I am in favor of open immigration. I believe an open immigration policy is consistent with free markets and the Christian worldview. I also believe the policy is consistent the political philosophy which gave birth to the United States of America. Over the past several years, I have posted my rationale for my support of open immigration. Two of my earlier posts are: Open Immigration and Immigration Law.
On October 21 Marc Clauson provided a synopsis on this blog of recent empirical work studying the longer run impact of immigrants on the societies to which they emigrated. Thomas Sowell recently published a a column making arguments consistent with the arguments summarized by Marc. While this literature stream is not demonstrably anti-immigration, it could be interpreted as such in today’s political climate. I like the arguments made in this literature and find them to be perfectly consistent with other studies examining the impact of culture on economic development. This literature is not necessarily inconsistent with open immigration – although Marc’s application certainly hints in that direction.
When discussing open immigration I often feel like a “lone reed” on a barrier island during a hurricane. Open immigration is currently an unpopular position and one which I must initially defend in a negative way. Open immigration does not mean one favors no restraints at all on immigration. There are two areas where most proponents of open immigration realize there must be some screening. First, no one with a criminal record of a felony, or in any way related to terrorist activity, should be allowed to emigrate to the United States of America. Secondly, there needs to be some health screening for individuals attempting to enter our nation. I am not positive of the exact detail on these two restrictions, but these restrictions are consistent with open immigration. Other than these restrictions, if people from another nation want to immigrate to the United States, we should not make it inordinately difficult for them to do so.
I am a proponent of open immigration because open immigration elevates the importance of the individual. The literature, summarized by Marc in his post, shows that individual people affect and influence the nations where they settle. Should we be surprised? The image bearers of God are creative! Certainly we will influence the cultures in which we live. Marc thinks we should limit (or at least discuss limiting) immigrants based on their culture of origin and how that culture might affect our culture. I do not believe we should categorize individual people based on their point of origin when they emigrate. Individuals deserve to be treated like – well – individual people, not as part of a class or type. As individual citizens of the United States we should treat immigrants with respect deserving of an image bearer of God. We should not fail to respect their humanity because they come from a culture that does not respect the “… rule of law rooted in common law and Judeo-Christian elements, rights-respecting, limited government oriented …”* type of society. We need to have enough confidence in the correctness of our ideas and our political system to help people see its benefits when they are immersed in US society. It sometimes takes generations, but immigrants do become part of US culture. The culture after the inclusion of the emigrants may not be identical to the culture before their immigration, but it will be US culture.
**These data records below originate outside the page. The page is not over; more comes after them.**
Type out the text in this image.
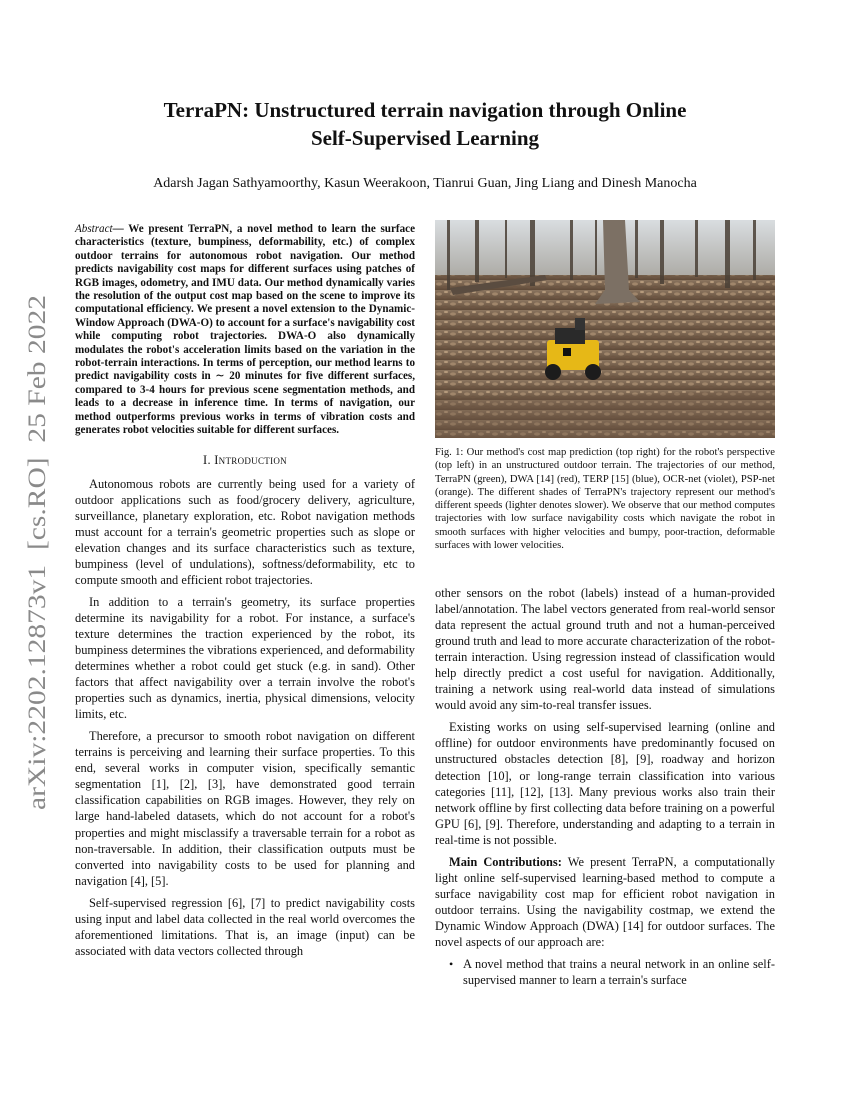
arXiv:2202.12873v1  [cs.RO]  25 Feb 2022
TerraPN: Unstructured terrain navigation through Online
Self-Supervised Learning
Adarsh Jagan Sathyamoorthy, Kasun Weerakoon, Tianrui Guan, Jing Liang and Dinesh Manocha
Abstract— We present TerraPN, a novel method to learn the surface characteristics (texture, bumpiness, deformability, etc.) of complex outdoor terrains for autonomous robot navigation. Our method predicts navigability cost maps for different surfaces using patches of RGB images, odometry, and IMU data. Our method dynamically varies the resolution of the output cost map based on the scene to improve its computational efficiency. We present a novel extension to the Dynamic-Window Approach (DWA-O) to account for a surface's navigability cost while computing robot trajectories. DWA-O also dynamically modulates the robot's acceleration limits based on the variation in the robot-terrain interactions. In terms of perception, our method learns to predict navigability costs in ∼ 20 minutes for five different surfaces, compared to 3-4 hours for previous scene segmentation methods, and leads to a decrease in inference time. In terms of navigation, our method outperforms previous works in terms of vibration costs and generates robot velocities suitable for different surfaces.
I. Introduction

Autonomous robots are currently being used for a variety of outdoor applications such as food/grocery delivery, agriculture, surveillance, planetary exploration, etc. Robot navigation methods must account for a terrain's geometric properties such as slope or elevation changes and its surface characteristics such as texture, bumpiness (level of undulations), softness/deformability, etc to compute smooth and efficient robot trajectories.

In addition to a terrain's geometry, its surface properties determine its navigability for a robot. For instance, a surface's texture determines the traction experienced by the robot, its bumpiness determines the vibrations experienced, and deformability determines whether a robot could get stuck (e.g. in sand). Other factors that affect navigability over a terrain involve the robot's properties such as dynamics, inertia, physical dimensions, velocity limits, etc.

Therefore, a precursor to smooth robot navigation on different terrains is perceiving and learning their surface properties. To this end, several works in computer vision, specifically semantic segmentation [1], [2], [3], have demonstrated good terrain classification capabilities on RGB images. However, they rely on large hand-labeled datasets, which do not account for a robot's properties and might misclassify a traversable terrain for a robot as non-traversable. In addition, their classification outputs must be converted into navigability costs to be used for planning and navigation [4], [5].

Self-supervised regression [6], [7] to predict navigability costs using input and label data collected in the real world overcomes the aforementioned limitations. That is, an image (input) can be associated with data vectors collected through

Fig. 1: Our method's cost map prediction (top right) for the robot's perspective (top left) in an unstructured outdoor terrain. The trajectories of our method, TerraPN (green), DWA [14] (red), TERP [15] (blue), OCR-net (violet), PSP-net (orange). The different shades of TerraPN's trajectory represent our method's different speeds (lighter denotes slower). We observe that our method computes trajectories with low surface navigability costs which navigate the robot in smooth surfaces with higher velocities and bumpy, poor-traction, deformable surfaces with lower velocities.

other sensors on the robot (labels) instead of a human-provided label/annotation. The label vectors generated from real-world sensor data represent the actual ground truth and not a human-perceived ground truth and lead to more accurate characterization of the robot-terrain interaction. Using regression instead of classification would help directly predict a cost useful for navigation. Additionally, training a network using real-world data instead of simulations would avoid any sim-to-real transfer issues.

Existing works on using self-supervised learning (online and offline) for outdoor environments have predominantly focused on unstructured obstacles detection [8], [9], roadway and horizon detection [10], or long-range terrain classification into various categories [11], [12], [13]. Many previous works also train their network offline by first collecting data before training on a powerful GPU [6], [9]. Therefore, understanding and adapting to a terrain in real-time is not possible.

Main Contributions: We present TerraPN, a computationally light online self-supervised learning-based method to compute a surface navigability cost map for efficient robot navigation in outdoor terrains. Using the navigability costmap, we extend the Dynamic Window Approach (DWA) [14] for outdoor surfaces. The novel aspects of our approach are:

• A novel method that trains a neural network in an online self-supervised manner to learn a terrain's surface
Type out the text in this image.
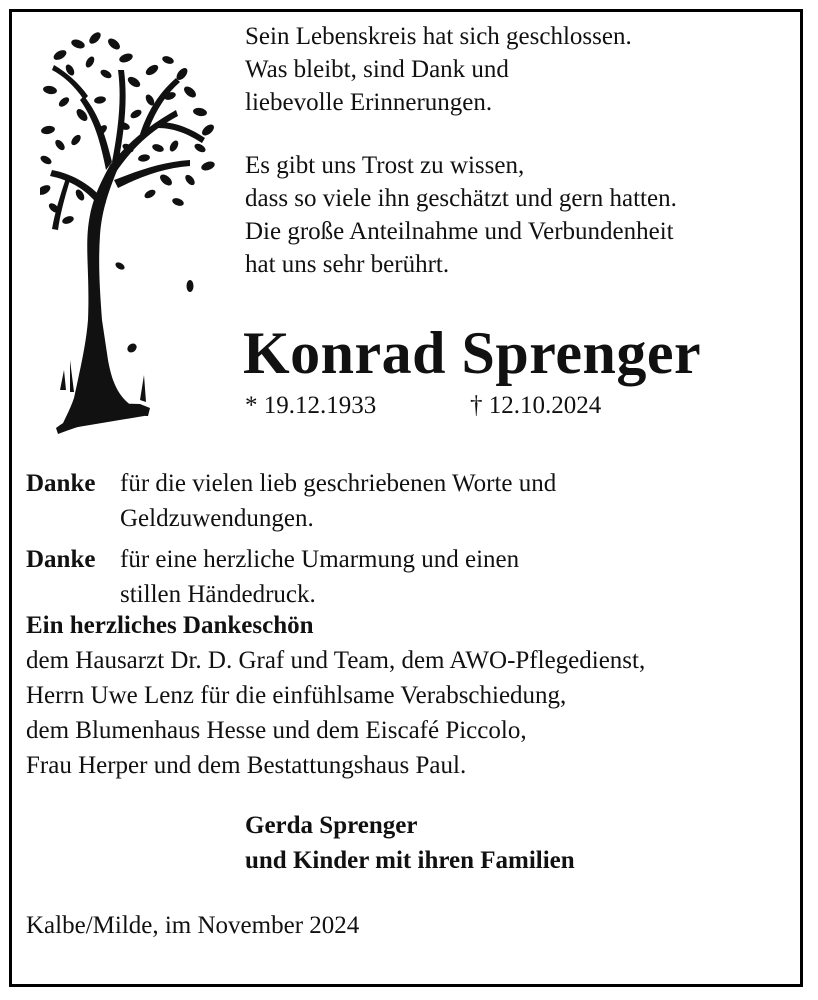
Sein Lebenskreis hat sich geschlossen.

Was bleibt, sind Dank und

liebevolle Erinnerungen.

Es gibt uns Trost zu wissen,

dass so viele ihn geschätzt und gern hatten.

Die große Anteilnahme und Verbundenheit

hat uns sehr berührt.

Konrad Sprenger
* 19.12.1933	† 12.10.2024
Danke für die vielen lieb geschriebenen Worte und

Geldzuwendungen.

Danke für eine herzliche Umarmung und einen

stillen Händedruck.

Ein herzliches Dankeschön

dem Hausarzt Dr. D. Graf und Team, dem AWO-Pflegedienst,

Herrn Uwe Lenz für die einfühlsame Verabschiedung,

dem Blumenhaus Hesse und dem Eiscafé Piccolo,

Frau Herper und dem Bestattungshaus Paul.

Gerda Sprenger

und Kinder mit ihren Familien

Kalbe/Milde, im November 2024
One of the great joys of teaching Comparative Economics Systems is that I annually read Friedrich A. Hayek’s classic work: The Road to Serfdom.
How sharp a break not only with the recent past but with the whole evolution of Western civilization the modern trend towards socialism means becomes clear if we consider it not merely against the background of the nineteenth century but in a longer historical perspective. We are rapidly abandoning not the views merely of Cobden and Bright, Adam Smith and Hume, or even of Locke and Milton, but one of the salient characteristics of Western civilization as it has grown from the foundations laid by Christianity and the Greeks and Romans. Not merely nineteenth– and eighteenth– century liberalism, but the basic individualism inherited by us from Erasmus and Montaigne, from Cicero and Tacitus, Pericles and Thucydides, is progressively relinquished.**
Hayek thought Western civilization was breaking from its roots. I see less than open immigration as part of the movement away from a correctly understood individualism. We do not respect the individual person in his or her capacity as a person when we refuse him or her the opportunity to immigrate to the United States.
All value radiates from people created in God’s image. The amount of wealth we have created because of an ever widening radius of trust expanding the market and including more and more image bearers of God must not be truncated because of a fear of change. In the short run we are strong enough culturally and wealthy enough materially to absorb more immigrants and refugees. In the longer run these immigrants and refugees will help form the foundation of our culture.
* Final paragraph from Clauson’s post.
**The Road to Serfdom 1976 ed., p. 13.